Chronic Disease in Rural America – Models and Innovations
These stories feature model programs and successful rural projects that can serve
as a source of ideas and provide lessons others have learned. Some of the projects
or programs may no longer be active. Read about the
criteria and evidence-base for programs included.
Need: To develop sustainable, community-wide prevention methods for cardiovascular diseases in order to change behaviors and healthcare outcomes in rural Maine.
Intervention: Local community groups and Franklin Memorial Hospital staff studied mortality and hospitalization rates for 40 years in this rural, low-income area of Farmington to seek intervention methods that could address cardiovascular diseases.
Results: A decline in cardiovascular-related mortality rates and improved prevention methods for hypertension, high cholesterol, and smoking.
Need: The U.S. Associated Pacific Islands (USAPI) needed an efficient, effective, integrated method to improve primary care services that addressed the increased rates of non-communicable disease (NCD), the regional-specific phrase designating chronic disease.
Intervention: Through specialized training, multidisciplinary teams from five of the region's health systems implemented the Chronic Care Model (CCM), an approach that targets healthcare system improvements, uses information technology, incorporates evidence-based disease management, and includes self-management support strengthened by community resources.
Results: Aimed at diabetes management, teams developed a regional, culturally-relevant Non-Communicable Disease Collaborative Initiative that addresses chronic disease management challenges and strengthens healthcare quality and outcomes.
Need: Provision of medical care access and follow-up for rural North Carolina HIV patients with mental health, substance abuse, and unstable housing/homelessness challenges.
Intervention: Medical home staff model expanded to a care coordination program with a core Network Navigator and Continuum of Care Coordinator assisting with medical, behavioral health, and basic life needs.
Results: To date, the program has advanced three aspects of medical home patient care for this target population: provided further understanding of the spectrum of homelessness, including "hidden" homelessness; implemented outreach with creation of new community partnerships and a community housing coalition; and integrated medical care and behavioral health care for HIV.
Need: A cost-effective approach to help rural patients with hypertension learn to manage their condition.

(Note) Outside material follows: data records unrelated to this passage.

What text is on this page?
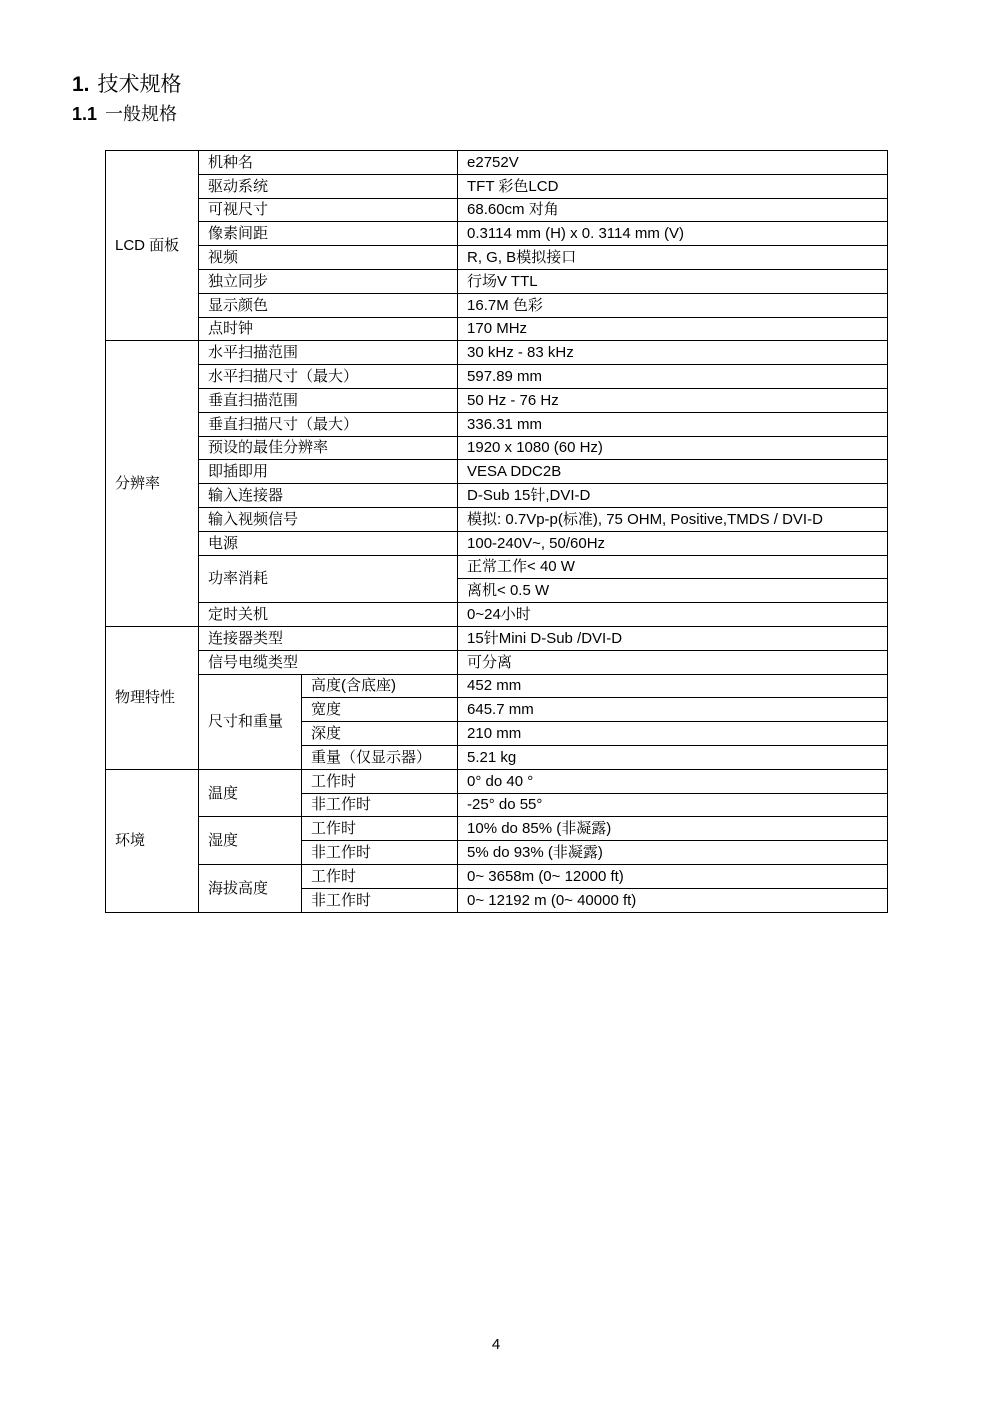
1. 技术规格
1.1 一般规格
LCD 面板	机种名		e2752V
	驱动系统		TFT 彩色LCD
	可视尺寸		68.60cm 对角
	像素间距		0.3114 mm (H) x 0. 3114 mm (V)
	视频		R, G, B模拟接口
	独立同步		行场V TTL
	显示颜色		16.7M 色彩
	点时钟		170 MHz
分辨率	水平扫描范围		30 kHz - 83 kHz
	水平扫描尺寸（最大）		597.89 mm
	垂直扫描范围		50 Hz - 76 Hz
	垂直扫描尺寸（最大）		336.31 mm
	预设的最佳分辨率		1920 x 1080 (60 Hz)
	即插即用		VESA DDC2B
	输入连接器		D-Sub 15针,DVI-D
	输入视频信号		模拟: 0.7Vp-p(标准), 75 OHM, Positive,TMDS / DVI-D
	电源		100-240V~, 50/60Hz
	功率消耗		正常工作< 40 W
			离机< 0.5 W
	定时关机		0~24小时
物理特性	连接器类型		15针Mini D-Sub /DVI-D
	信号电缆类型		可分离
	尺寸和重量	高度(含底座)	452 mm
		宽度	645.7 mm
		深度	210 mm
		重量（仅显示器）	5.21 kg
环境	温度	工作时	0° do 40 °
		非工作时	-25° do 55°
	湿度	工作时	10% do 85% (非凝露)
		非工作时	5% do 93% (非凝露)
	海拔高度	工作时	0~ 3658m (0~ 12000 ft)
		非工作时	0~ 12192 m (0~ 40000 ft)
4
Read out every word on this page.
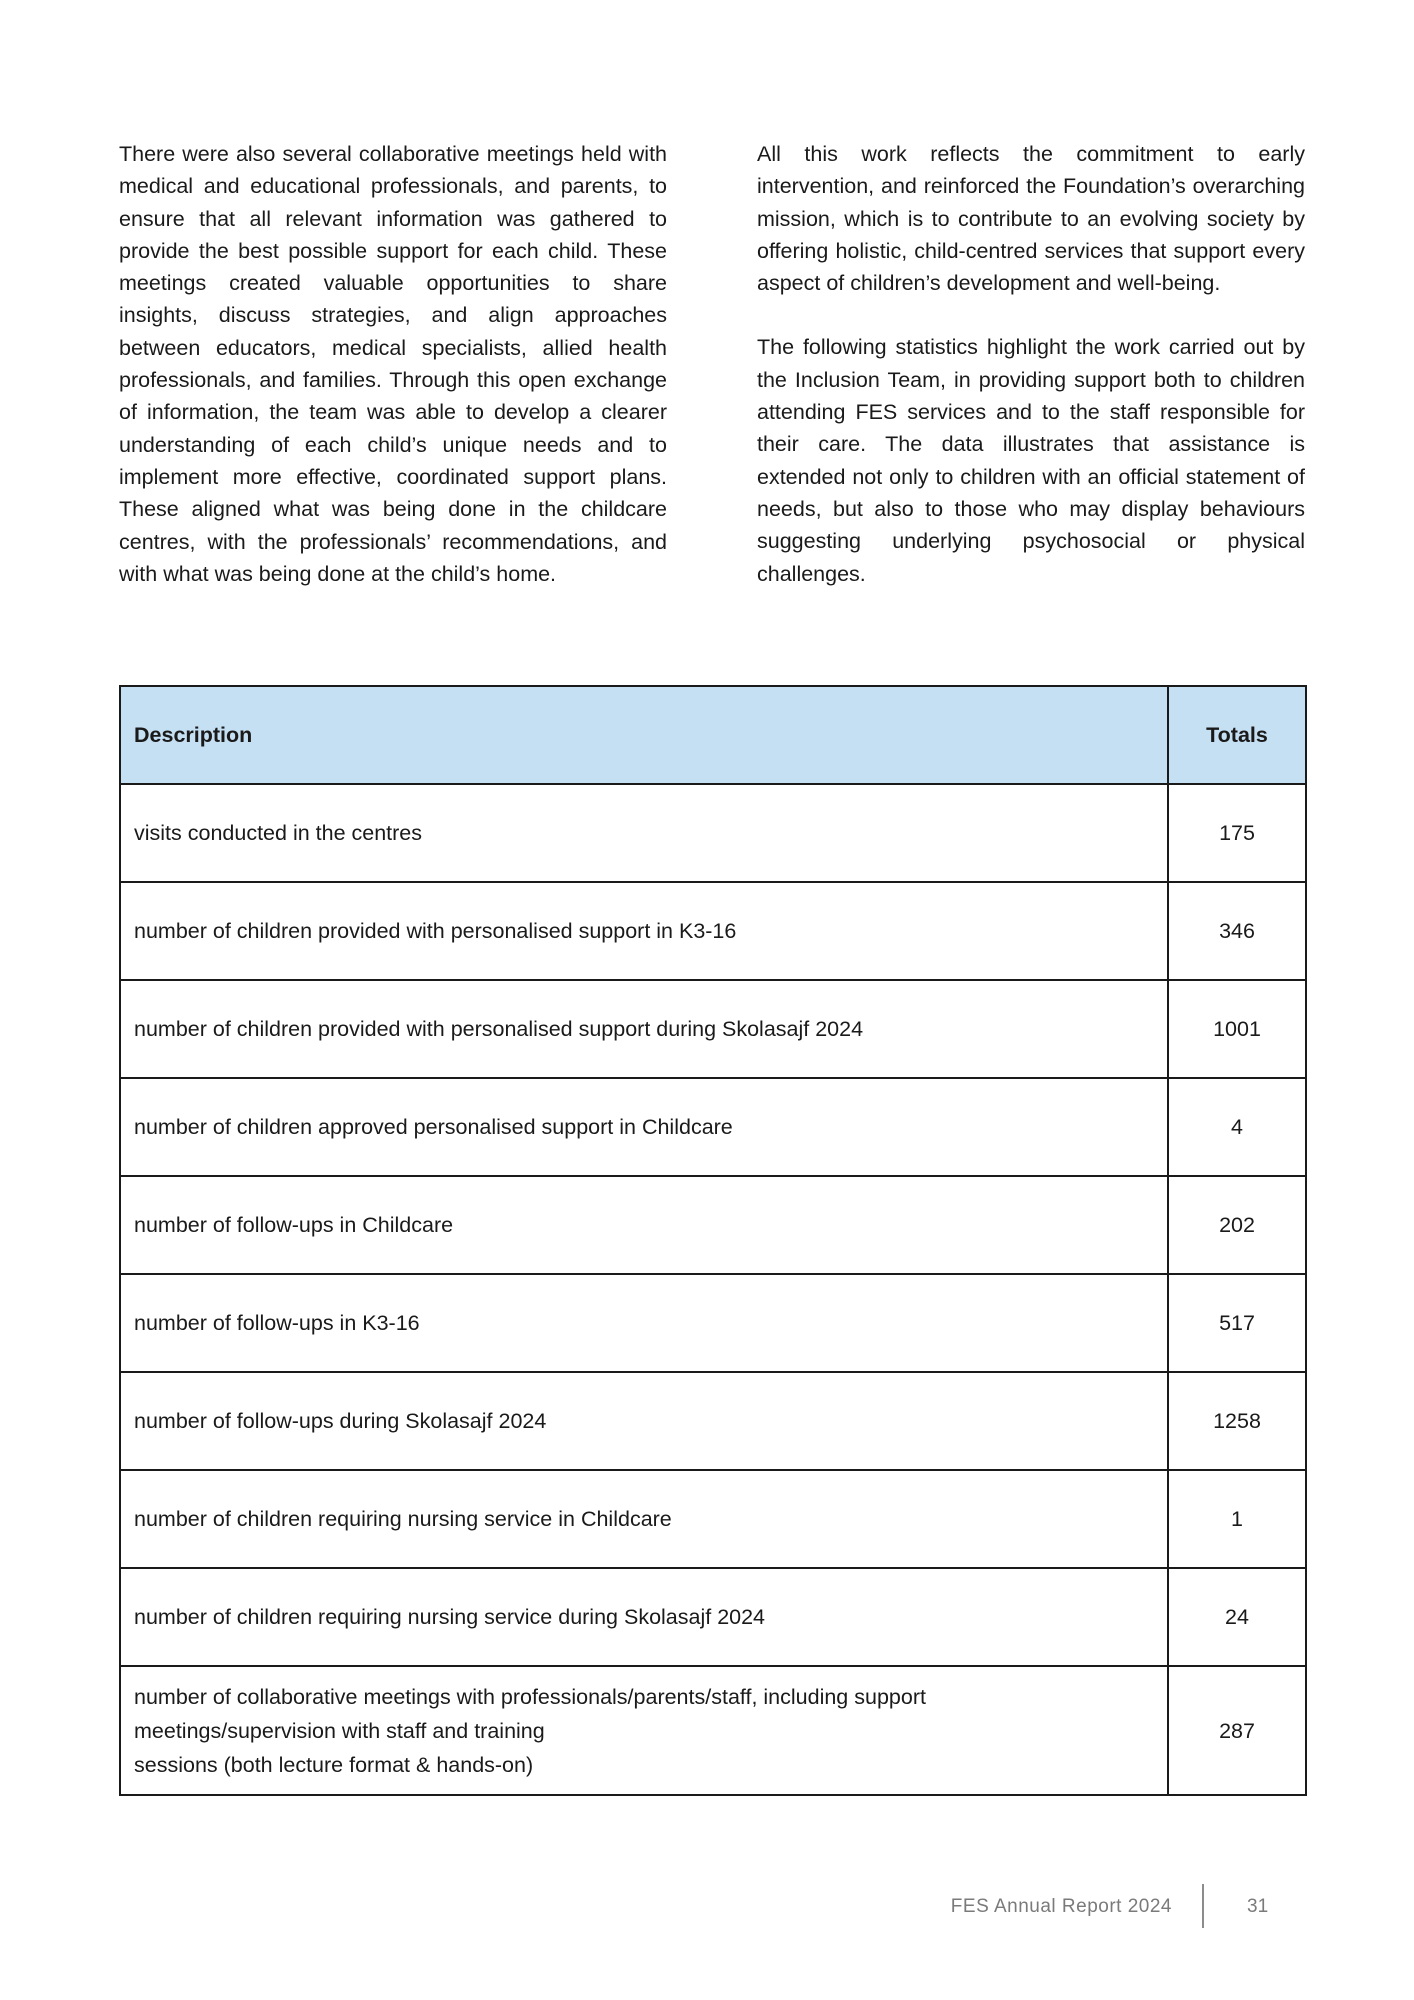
There were also several collaborative meetings held with medical and educational professionals, and parents, to ensure that all relevant information was gathered to provide the best possible support for each child. These meetings created valuable opportunities to share insights, discuss strategies, and align approaches between educators, medical specialists, allied health professionals, and families. Through this open exchange of information, the team was able to develop a clearer understanding of each child’s unique needs and to implement more effective, coordinated support plans. These aligned what was being done in the childcare centres, with the professionals’ recommendations, and with what was being done at the child’s home.

All this work reflects the commitment to early intervention, and reinforced the Foundation’s overarching mission, which is to contribute to an evolving society by offering holistic, child-centred services that support every aspect of children’s development and well-being.

The following statistics highlight the work carried out by the Inclusion Team, in providing support both to children attending FES services and to the staff responsible for their care. The data illustrates that assistance is extended not only to children with an official statement of needs, but also to those who may display behaviours suggesting underlying psychosocial or physical challenges.

Description	Totals
visits conducted in the centres	175
number of children provided with personalised support in K3-16	346
number of children provided with personalised support during Skolasajf 2024	1001
number of children approved personalised support in Childcare	4
number of follow-ups in Childcare	202
number of follow-ups in K3-16	517
number of follow-ups during Skolasajf 2024	1258
number of children requiring nursing service in Childcare	1
number of children requiring nursing service during Skolasajf 2024	24

number of collaborative meetings with professionals/parents/staff, including support
meetings/supervision with staff and training
sessions (both lecture format & hands-on)	287
FES Annual Report 2024	31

Intervention: Community volunteers trained as health coaches provided an 8-session hypertension management training program to hypertension patients older than 60, with an optional supplemental 8 sessions focused on nutrition and physical activity.
Results: Just 16 weeks after the program, participants had improved systolic blood pressure, weight, and fasting glucose, greater knowledge of hypertension, and improved self-reported behaviors.
Need: There is a lack of interventions that addresses teenager behavioral problems, particularly for rural African American adolescents.
Intervention: Rural, locally trained leaders administered five 2-hour meetings for teenagers and their primary caregivers. Trainings focused on reducing risks that prevent positive development, specifically sexual risk-taking that can lead to HIV and other STIs.
Results: Teens reported reduced conduct problems, depressive symptoms, and substance abuse. Families were strengthened, and SAAF-T reduced unprotected intercourse and increased condom efficacy.
Need: Difficulties obtaining healthcare access to treat diabetes and obesity for low-income and Spanish-speaking residents of Oregon and Washington's Columbia River Gorge area.
Intervention: A local healthcare facility developed wellness programs using bilingual community health workers to provide education and support that improves diets, physical activity, and teaches stress management.
Results: Many participants in the wellness programs have maintained or lost weight and have seen reductions in their cholesterol levels, blood pressure, and blood sugar levels. Vegetable vouchers, cooking classes, and budgeting education has also helped patients afford healthy food.